Based on my extensive research, I have found the conceptual basis for a "Go Game Stone Capture" problem. While I could not find the exact problem as an Apple-specific interview question on public platforms like LeetCode, Blind, or Glassdoor with that exact title, the problem is closely related to the "Surrounded Regions" problem (LeetCode 130) and practical Go game mechanics. Let me compile the most accurate reconstruction:
You are developing a Go game engine and need to implement the stone capture mechanism. Given a rectangular Go board represented as a 2D matrix where:
'B' represents a black stone'W' represents a white stone'.' represents an empty intersection (liberty)After a player places a new stone, you must determine which groups of the opponent's stones (if any) have been captured and should be removed from the board. A stone or group of stones is captured when it has zero liberties remaining. A liberty is an empty intersection directly adjacent (horizontally or vertically, not diagonally) to a stone or its connected group. Connected stones of the same color form a single group and share their combined liberties.
Your task is to identify and return which captured stones should be removed after a specific move is made.
Input:
board: A 2D list of strings of dimensions m × n (where 1 ≤ m, n ≤ 200)row, col: Integers representing the position where the new stone is placed (0-indexed)color: A character ('B' or 'W') representing the color of the stone just placedOutput:
(row, col) of all captured stones that should be removed from the boardNote: Assume the placement is always legal (the placed stone itself will never be immediately captured).
Example 1:
` Input: board = [ ['.', '.', '.', '.'], ['.', 'W', 'B', '.'], ['.', 'W', 'B', '.'], ['.', '.', '.', '.'] ], row = 1, col = 1 (placing a black stone here would be placing at [1,1]) Wait - reconsider: Black stone places at [0,1]
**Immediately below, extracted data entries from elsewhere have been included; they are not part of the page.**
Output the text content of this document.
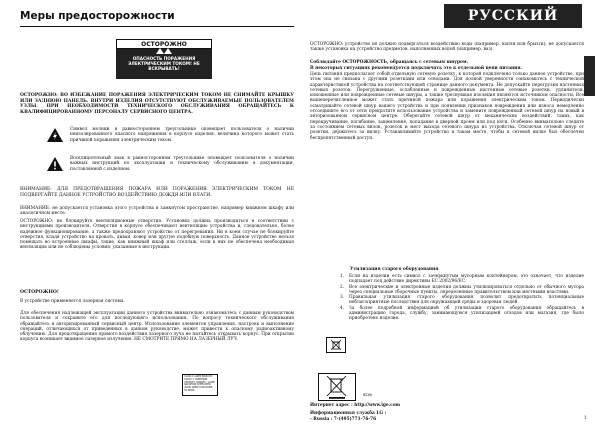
Меры предосторожности	РУССКИЙ
ОСТОРОЖНО
ОПАСНОСТЬ ПОРАЖЕНИЯ ЭЛЕКТРИЧЕСКИМ ТОКОМ! НЕ ВСКРЫВАТЬ!

ОСТОРОЖНО: ВО ИЗБЕЖАНИЕ ПОРАЖЕНИЯ ЭЛЕКТРИЧЕСКИМ ТОКОМ НЕ СНИМАЙТЕ КРЫШКУ ИЛИ ЗАДНЮЮ ПАНЕЛЬ. ВНУТРИ ИЗДЕЛИЯ ОТСУТСТВУЮТ ОБСЛУЖИВАЕМЫЕ ПОЛЬЗОВАТЕЛЕМ УЗЛЫ. ПРИ НЕОБХОДИМОСТИ ТЕХНИЧЕСКОГО ОБСЛУЖИВАНИЯ ОБРАЩАЙТЕСЬ К КВАЛИФИЦИРОВАННОМУ ПЕРСОНАЛУ СЕРВИСНОГО ЦЕНТРА.

Символ молнии в равностороннем треугольнике оповещает пользователя о наличии неизолированного опасного напряжения в корпусе изделия, величина которого может стать причиной поражения электрическим током.

Восклицательный знак в равностороннем треугольнике оповещает пользователя о наличии важных инструкций по эксплуатации и техническому обслуживанию в документации, поставляемой с изделием.

ВНИМАНИЕ: ДЛЯ ПРЕДОТВРАЩЕНИЯ ПОЖАРА ИЛИ ПОРАЖЕНИЯ ЭЛЕКТРИЧЕСКИМ ТОКОМ НЕ ПОДВЕРГАЙТЕ ДАННОЕ УСТРОЙСТВО ВОЗДЕЙСТВИЮ ДОЖДЯ ИЛИ ВЛАГИ.

ВНИМАНИЕ: не допускается установка этого устройства в замкнутом пространстве, например книжном шкафу или аналогичном месте.

ОСТОРОЖНО: не блокируйте вентиляционные отверстия. Установка должна производиться в соответствии с инструкциями производителя. Отверстия в корпусе обеспечивают вентиляцию устройства и, следовательно, более надежное функционирование, а также предохраняют устройство от перегревания. Ни в коем случае не блокируйте отверстия, кладя устройство на кровать, диван, ковер или другую подобную поверхность. Данное устройство нельзя помещать во встроенные шкафы, такие, как книжный шкаф или стеллаж, если в них не обеспечена необходимая вентиляция или не соблюдены условия, указанные в инструкции.

ОСТОРОЖНО!

В устройстве применяется лазерная система.

CLASS 1 LASER PRODUCT. КЛАСС 1 ЛАЗЕРНЫЙ ПРОДУКТ. DANGER - LASER RADIATION WHEN OPEN. AVOID DIRECT EXPOSURE TO BEAM.

Для обеспечения надлежащей эксплуатации данного устройства внимательно ознакомьтесь с данным руководством пользователя и сохраните его для последующего использования. По вопросу технического обслуживания обращайтесь в авторизированный сервисный центр. Использование элементов управления, настроек и выполнение операций, отличающихся от приведенных в данном руководстве, может привести к опасному радиоактивному облучению. Для предотвращения прямого воздействия лазерного луча не пытайтесь открывать корпус. При открытии корпуса возникает видимое лазерное излучение. НЕ СМОТРИТЕ ПРЯМО НА ЛАЗЕРНЫЙ ЛУЧ.

ОСТОРОЖНО: устройство не должно подвергаться воздействию воды (например, капли или брызги); не допускается также установка на устройство предметов, наполненных водой (например, ваз).

Соблюдайте ОСТОРОЖНОСТЬ, обращаясь с сетевым шнуром.

В некоторых ситуациях рекомендуется подключать это к отдельной цепи питания.

Цепь питания предполагает собой отдельную сетевую розетку, к которой подключено только данное устройство, при этом она не связана с другими розетками или отводами. Для полной уверенности ознакомьтесь с технической характеристикой устройства на соответствующей странице данного документа. Не допускайте перегрузки настенных сетевых розеток. Перегруженные, ослабленные и поврежденные настенные сетевые розетки, удлинители, изношенные или поврежденные сетевые шнуры, а также треснувшая изоляция являются источником опасности. Все вышеперечисленное может стать причиной пожара или поражения электрическим током. Периодически осматривайте сетевой шнур вашего устройства и при появлении признаков повреждения или износа немедленно отсоедините его от сети прекратите использование устройства и замените поврежденный сетевой шнур на новый в авторизованном сервисном центре. Оберегайте сетевой шнур от механических воздействий, таких, как перекручивание, изгибание, защемление, попадание в дверной проем или под ноги. Особенно внимательно следите за состоянием сетевых вилок, розеток и мест выхода сетевого шнура из устройства. Отключая сетевой шнур от розетки, держитесь за вилку. Устанавливайте устройство в таком месте, чтобы к сетевой вилке был обеспечен беспрепятственный доступ.

Утилизация старого оборудования

1. Если на изделии есть символ с зачеркнутым мусорным контейнером, это означает, что изделие подпадает под действие директивы ЕС 2002/96/EC.
2. Все электрические и электронные изделия должны утилизироваться отдельно от обычного мусора через специальные сборочные пункты, определенные правительством или местными властями.
3. Правильная утилизация старого оборудования позволит предотвратить потенциальные неблагоприятные последствия для окружающей среды и здоровья людей.
4. За более подробной информацией об утилизации старого оборудования обращайтесь в администрацию города, службу, занимающуюся утилизацией отходов или магазин, где было приобретено изделие.

BZ68

Интернет адрес : http://www.lge.com

Информационная служба LG :

- Russia : 7-(495)771-76-76	1
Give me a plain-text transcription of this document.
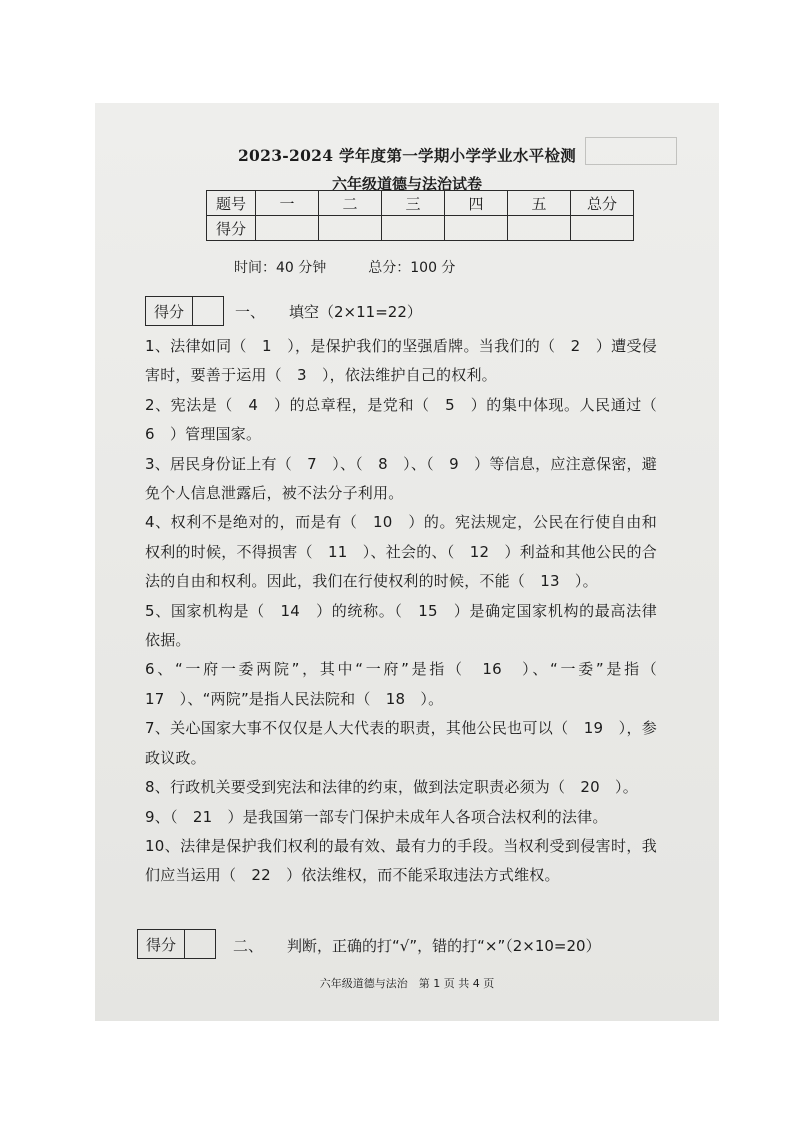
2023-2024 学年度第一学期小学学业水平检测
六年级道德与法治试卷
题号	一	二	三	四	五	总分
得分						
时间：40 分钟	总分：100 分
得分	一、 填空（2×11=22）

1、法律如同（　1　），是保护我们的坚强盾牌。当我们的（　2　）遭受侵害时，要善于运用（　3　），依法维护自己的权利。

2、宪法是（　4　）的总章程，是党和（　5　）的集中体现。人民通过（　6　）管理国家。

3、居民身份证上有（　7　）、（　8　）、（　9　）等信息，应注意保密，避免个人信息泄露后，被不法分子利用。

4、权利不是绝对的，而是有（　10　）的。宪法规定，公民在行使自由和权利的时候，不得损害（　11　）、社会的、（　12　）利益和其他公民的合法的自由和权利。因此，我们在行使权利的时候，不能（　13　）。

5、国家机构是（　14　）的统称。（　15　）是确定国家机构的最高法律依据。

6、“一府一委两院”，其中“一府”是指（　16　）、“一委”是指（　17　）、“两院”是指人民法院和（　18　）。

7、关心国家大事不仅仅是人大代表的职责，其他公民也可以（　19　），参政议政。

8、行政机关要受到宪法和法律的约束，做到法定职责必须为（　20　）。

9、（　21　）是我国第一部专门保护未成年人各项合法权利的法律。

10、法律是保护我们权利的最有效、最有力的手段。当权利受到侵害时，我们应当运用（　22　）依法维权，而不能采取违法方式维权。

得分	二、 判断，正确的打“√”，错的打“×”（2×10=20）
六年级道德与法治　第 1 页 共 4 页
Actual Input: board = [ ['.', '.', '.', '.'], ['.', 'W', 'B', '.'], ['.', 'W', 'B', '.'], ['.', '.', '.', '.'] ], row = 0, col = 1, color = 'B'
After placing black stone at [0,1]: board becomes [ ['.', 'B', '.', '.'], ['.', 'W', 'B', '.'], ['.', 'W', 'B', '.'], ['.', '.', '.', '.'] ]
Output: [[1,1], [2,1]]
Explanation: The white stones at positions (1,1) and (2,1) form a connected group. Originally this group had liberties at (0,1), (1,0), (2,0), and (3,1). After black places at (0,1), the liberty at (0,1) is taken. The group now has liberties at (1,0), (2,0), and (3,1). Actually, let's recalculate: the white group at column 1, rows 1-2:
Let me create a better example:
Input: board = [ ['.', 'B', '.'], ['B', 'W', 'B'], ['.', 'B', '.'] ], row = 1, col = 1, color = 'B'
Output: [[1,1]]
Explanation: The white stone at (1,1) is completely surrounded by black stones at (0,1), (1,0), (1,2), and (2,1). It has zero liberties remaining. Therefore, it is captured and removed. `
Example 2:
` Input: board = [ ['.', '.', '.', '.'], ['.', 'W', 'W', '.'], ['.', 'W', 'W', '.'], ['.', '.', '.', '.'] ], row = 0, col = 1, color = 'B'
Output: []
Explanation: Placing black at (0,1) removes one liberty from the white group at (1,1), (1,2), (2,1), (2,2). However, the group still has liberties at:
1 ≤ m, n ≤ 200board[i][j] is one of '.', 'B', or 'W'0 ≤ row < m and 0 ≤ col < nUse a depth-first search (DFS) or breadth-first search (BFS) approach starting from the opponent's stones adjacent to the newly placed stone. For each opponent stone group, traverse all connected stones of the same color and check if any empty intersections (liberties) remain. If a group has zero liberties, mark all stones in that group as captured. A Union-Find data structure can also be applied to efficiently track connected components and their liberties.